Elsewhere Girls is a timeslip novel, somewhat reminiscent of Ruth Parks's Playing Beatie Bow. Cat is a contemporary 2021 girl who has won a swimming scholarship which has brought her family from rural Orange to Sydney. She is ambivalent about her future as a swimmer. Fanny is based on the real Sarah Frances Durack who had to fight hard for women's rights to swim in the Olympics. Subsequently she became the first Australian woman to win Olympic gold.

The two girls live over two hundred years apart in time but in a strange, mysterious twist they find themselves in the other's time zone and body. Both girls have to adjust to the time slip, body swap, family swap and life swap. Both must maintain the pretence of being the other. Weetman and Gale have managed to present both eras extremely authentically. The story is narrated by Cat and Fanny so the reader experiences their inner thoughts. The characters in Elsewhere Girls are well rounded. The reader feels the intensity of the emotions of the two main protagonists as they try to negotiate life in their new time zone. The family members are warm and realistically representative of the times in which they live. The minutiae of the detail in the setting, the technologies, the clothes and the language is captured well by both authors. There are awkward moments, funny moments, unexpected challenges - all very reassuring to read about when you are a similar age.

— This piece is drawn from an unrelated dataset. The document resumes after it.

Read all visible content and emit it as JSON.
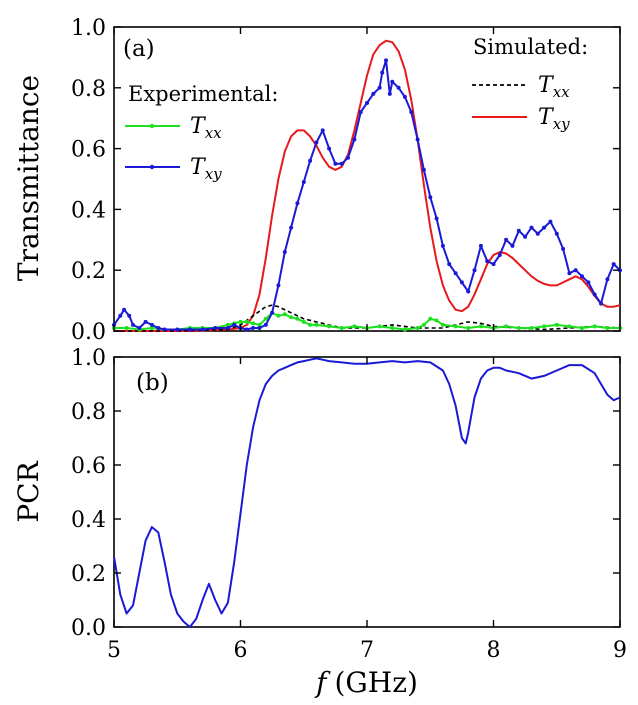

The friendship difficulties, rivalries and the business of physically and emotionally growing into womanhood, though presenting different challenges to the two girls who are living lives that are two centuries apart, still have a universal resonance and this is what attracts our young female readers to books like Elsewhere Girls and authors like Weetman and Gale.

Themes: Timeslip, Sydney, Swimming competitions, Women's rights, Girls' friendships.